Zu diesem Zweck wurden in einem dreimonatigen Zeitraum sowohl weibliche als auch männliche Studierende interviewt, welche sich zum Teil im ersten Abschnitt ihres Studiums befanden sowie zum anderen Teil, sich am Ende ihres Studiums befanden und bereits erste Berufserfahrungen sammeln konnten. Hierbei geht es weniger um den Vergleich der Studierenden, sondern vorwiegend um die begründete Theorie dahinter, wie Gehaltserwartungen von Studierenden zustande kommen. Anhand der empirischen Analyse wird der Prozessgedanke - wie geschlechtsspezifische Unterschiede bei Gehaltserwartungen von Studierende entstehen - dargelegt. Ebenso wird das explorative Forschungsziel mit Anwendung einer qualitativen Methode und halbstandardisierten Interviews untersucht und dadurch neue theoretische Konzepte aus den gewonnenen Daten entwickelt.

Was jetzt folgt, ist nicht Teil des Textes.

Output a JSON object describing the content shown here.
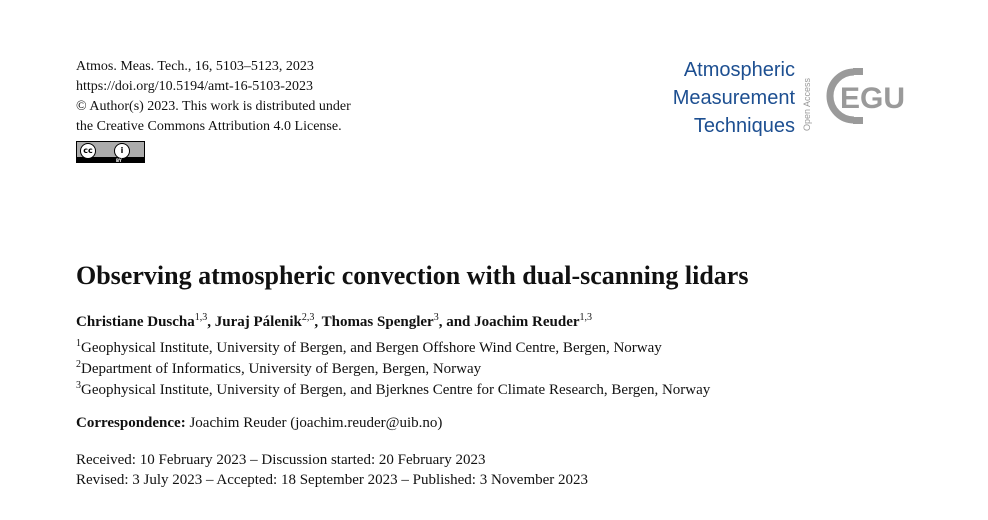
{
  "header": {
    "citation": "Atmos. Meas. Tech., 16, 5103–5123, 2023",
    "doi": "https://doi.org/10.5194/amt-16-5103-2023",
    "copyright": "© Author(s) 2023. This work is distributed under",
    "license": "the Creative Commons Attribution 4.0 License.",
    "license_badge": {
      "cc": "cc",
      "person": "i",
      "by": "BY"
    }
  },
  "journal": {
    "name_line1": "Atmospheric",
    "name_line2": "Measurement",
    "name_line3": "Techniques",
    "open_access": "Open Access",
    "publisher_logo": "EGU",
    "color": "#1d4f91",
    "logo_color": "#9a9a9a"
  },
  "article": {
    "title": "Observing atmospheric convection with dual-scanning lidars",
    "authors": [
      {
        "name": "Christiane Duscha",
        "sup": "1,3",
        "sep": ", "
      },
      {
        "name": "Juraj Pálenik",
        "sup": "2,3",
        "sep": ", "
      },
      {
        "name": "Thomas Spengler",
        "sup": "3",
        "sep": ", and "
      },
      {
        "name": "Joachim Reuder",
        "sup": "1,3",
        "sep": ""
      }
    ],
    "affiliations": [
      {
        "num": "1",
        "text": "Geophysical Institute, University of Bergen, and Bergen Offshore Wind Centre, Bergen, Norway"
      },
      {
        "num": "2",
        "text": "Department of Informatics, University of Bergen, Bergen, Norway"
      },
      {
        "num": "3",
        "text": "Geophysical Institute, University of Bergen, and Bjerknes Centre for Climate Research, Bergen, Norway"
      }
    ],
    "correspondence_label": "Correspondence:",
    "correspondence_text": " Joachim Reuder (joachim.reuder@uib.no)",
    "dates_line1": "Received: 10 February 2023 – Discussion started: 20 February 2023",
    "dates_line2": "Revised: 3 July 2023 – Accepted: 18 September 2023 – Published: 3 November 2023"
  }
}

Um die Gründe für diese Gedanken aufzuzeigen, werden einzelne Prozesse auf Basis der Grounded Theory untersucht und erklärt. Theoretische Grundlage der Arbeit ist die Gender Pay Gap, die Entstehung der Gehaltserwartungen und die Gründe für den ‚unerklärten‘

Lohnunterschied zwischen den Geschlechtern. Im Anschluss folgt der empirische Teil, welcher durch die qualitative Forschung, Datengewinnung, Datenerhebung, Durchführung und der Datenanalyse beschrieben wird. Abschließend werden die Ergebnisse durch ein Modell präsentiert und diskutiert, um anschließend ein finales Fazit zu ziehen.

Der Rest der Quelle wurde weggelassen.